Aproveitei umas milhas que eu tinha e lá fui eu de novo para o Chile, tirar a má impressão que tinha. Agora por 3 dias no calor, pra ver o máximo de coisa possíveis!!!

Realmente, quando fui em 2015, fui no frio pra ver neve, e a neve não caiu L. Primeiro passo pra desgostar de um lugar: criar expectativas que não se concretizam.

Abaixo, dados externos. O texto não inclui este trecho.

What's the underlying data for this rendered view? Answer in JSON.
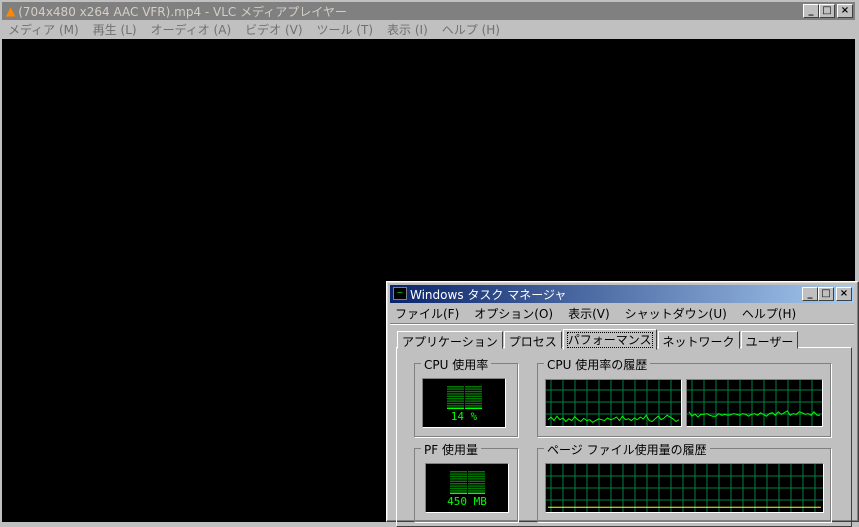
{
  "vlc": {
    "title": "(704x480 x264 AAC VFR).mp4 - VLC メディアプレイヤー",
    "menu": [
      "メディア (M)",
      "再生 (L)",
      "オーディオ (A)",
      "ビデオ (V)",
      "ツール (T)",
      "表示 (I)",
      "ヘルプ (H)"
    ]
  },
  "taskmgr": {
    "title": "Windows タスク マネージャ",
    "menu": [
      "ファイル(F)",
      "オプション(O)",
      "表示(V)",
      "シャットダウン(U)",
      "ヘルプ(H)"
    ],
    "tabs": [
      "アプリケーション",
      "プロセス",
      "パフォーマンス",
      "ネットワーク",
      "ユーザー"
    ],
    "active_tab": 2,
    "cpu_label": "CPU 使用率",
    "cpu_value": "14 %",
    "cpu_percent": 14,
    "cpu_history_label": "CPU 使用率の履歴",
    "pf_label": "PF 使用量",
    "pf_value": "450 MB",
    "pf_fraction": 0.1,
    "pf_history_label": "ページ ファイル使用量の履歴"
  },
  "chart_data": {
    "type": "line",
    "series": [
      {
        "name": "cpu0",
        "values": [
          12,
          18,
          10,
          20,
          12,
          16,
          8,
          14,
          10,
          19,
          12,
          8,
          15,
          10,
          12,
          6,
          10,
          14,
          12,
          10,
          16,
          12,
          14,
          18,
          10,
          20,
          12,
          14,
          10,
          16,
          12,
          18,
          14,
          22,
          10,
          8,
          14,
          20,
          12,
          16,
          22,
          18,
          14,
          8,
          12
        ]
      },
      {
        "name": "cpu1",
        "values": [
          30,
          20,
          25,
          18,
          24,
          24,
          26,
          22,
          20,
          20,
          26,
          22,
          24,
          22,
          23,
          26,
          24,
          22,
          26,
          24,
          20,
          24,
          26,
          22,
          28,
          24,
          20,
          26,
          28,
          22,
          30,
          24,
          28,
          32,
          22,
          26,
          24,
          30,
          28,
          24,
          26,
          22,
          30,
          22,
          22
        ]
      },
      {
        "name": "pf",
        "values": [
          8,
          8,
          8,
          8,
          8,
          8,
          8,
          8,
          8,
          8
        ]
      }
    ],
    "ylim": [
      0,
      100
    ],
    "colors": {
      "cpu": "#00ff00",
      "pf": "#ffff00",
      "grid": "#008040"
    }
  }
}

Agora, fui especificamente para visitar as casas do Pablo Neruda, que não deu tempo de ver da outra vez, porque tinha que ser visita com hora marcada e agora não precisa mais, você chega e entra. Resultado: sucesso total! Voltei feliz de vida de ter visitado esse país!
 
(vista da Cordilheira pelo avião - pra mim, o jeito mais lindo de vê-la)
 
DIA 1: IDA A Santiago.

Pegamos um voo que chega com dia ainda claro e foi ótimo. Chegamos 16.55h, fomos pro hotel (Ibis Providência – pra mim, no melhor ponto de Santiago, perto do metrô Manuel Montt). Check in feito, malas no hotel, só coloquei uma bermuda porque estava muito calor e fomos pegar um metrô até o Cerro Santa Lucia. Andamos um pouco e voltamos para tomar um banho.

 
 


Dessa vez, queria visitar uns restaurantes mais chiquetosos, então fomos jantar no “Aqui esta Coco”, pra muitos blogs, o melhor do Chile. O lugar é bem legal, charmoso. Não marcamos hora, estava bem cheio, mas estávamos em 2 pessoas só e tinha uigar. Ficamos na adega, que tem mesas para refeição, e achei bem legal. Pedimos empanadas de frutos do mar e congrio ao pil pil – sugestão do Blog Destemperados, e amei a comida. Uma experiência mesmo, muito legal. O restaurante é sofisticado, mas a conta deu mais ou menos R$250,00 pra 2 pessoas, com entrada, pisco sour (claro), prato principal, água, taça de vinho branco. Achei bem ok, já que pra ir no boteco aqui no BRA tomar cerveja, comer batata frita e uma porção, quase gasto isso.